Though Jamal Ikazban, a socialist lawmaker in the Brussels parliament, said that won’t address the heart of the problem, which he identifies as lack of investment in education and housing that created the economic and social weakness that inspired young radicals to thrive in the Brussels neighborhood.

“Religion is not the main access point [to radicalisation],” Mr. Ikasban told the Financial Times. “It is that they cannot see any future for themselves.”

This is what the New York Police Department, under Mayor Bill de Blasio, had determined when it abandoned a program last year that spied on Muslim residents following lawsuits and complaints.

But Trump criticized the decision to fold the NYPD program, calling for greater surveillance in and around mosques.

"Well you're going to have to watch and study the mosques because a lot of talk is going on at the mosques," Trump said.
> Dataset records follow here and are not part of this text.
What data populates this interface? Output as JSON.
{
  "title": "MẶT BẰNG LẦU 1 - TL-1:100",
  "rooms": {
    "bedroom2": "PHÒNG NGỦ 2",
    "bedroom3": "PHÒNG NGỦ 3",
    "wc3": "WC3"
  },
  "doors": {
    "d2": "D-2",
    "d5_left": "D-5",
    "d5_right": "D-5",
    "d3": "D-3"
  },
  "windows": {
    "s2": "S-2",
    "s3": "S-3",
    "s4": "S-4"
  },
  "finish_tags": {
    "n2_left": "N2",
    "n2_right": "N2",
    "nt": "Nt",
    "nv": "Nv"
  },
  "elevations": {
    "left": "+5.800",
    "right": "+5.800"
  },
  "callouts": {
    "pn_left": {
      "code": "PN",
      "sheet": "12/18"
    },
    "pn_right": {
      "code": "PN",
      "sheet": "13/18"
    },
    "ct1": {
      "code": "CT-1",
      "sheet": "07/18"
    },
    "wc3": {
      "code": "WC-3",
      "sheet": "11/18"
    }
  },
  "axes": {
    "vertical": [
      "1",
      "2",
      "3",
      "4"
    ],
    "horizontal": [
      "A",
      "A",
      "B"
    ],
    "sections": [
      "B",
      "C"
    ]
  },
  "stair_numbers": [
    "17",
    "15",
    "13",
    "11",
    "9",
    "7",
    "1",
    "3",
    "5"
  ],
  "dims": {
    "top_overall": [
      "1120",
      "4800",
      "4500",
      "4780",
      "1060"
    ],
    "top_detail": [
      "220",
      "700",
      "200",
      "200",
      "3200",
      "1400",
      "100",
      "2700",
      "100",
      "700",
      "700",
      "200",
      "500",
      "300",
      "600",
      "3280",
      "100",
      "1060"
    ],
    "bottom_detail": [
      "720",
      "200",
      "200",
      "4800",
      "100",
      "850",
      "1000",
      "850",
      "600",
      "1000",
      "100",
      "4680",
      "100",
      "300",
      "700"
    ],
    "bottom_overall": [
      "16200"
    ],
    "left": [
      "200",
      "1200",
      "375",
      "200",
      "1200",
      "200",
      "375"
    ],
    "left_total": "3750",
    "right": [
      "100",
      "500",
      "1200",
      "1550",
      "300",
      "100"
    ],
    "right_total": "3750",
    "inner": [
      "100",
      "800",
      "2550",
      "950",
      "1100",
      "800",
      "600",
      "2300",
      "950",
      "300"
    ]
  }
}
As The Christian Science Monitor reported recently, for many American Muslims, the past year has been one of the most difficult in recent memory. Some have even compared the current climate to the immediate aftermath of the terrorist attacks of 9/11.

Farris Barakat, who has turned to his faith as he grieves after the murder of his brother, his brother’s wife, and her sister in a February attack in North Carolina that many Muslims point to as the most extreme example of anti-Muslim violence this year.

“I do think it’s become a very monumental time for the Muslim American narrative,” Mr. Barakat says in a phone interview. “But the enemy is not the individuals, the enemy is ignorance.”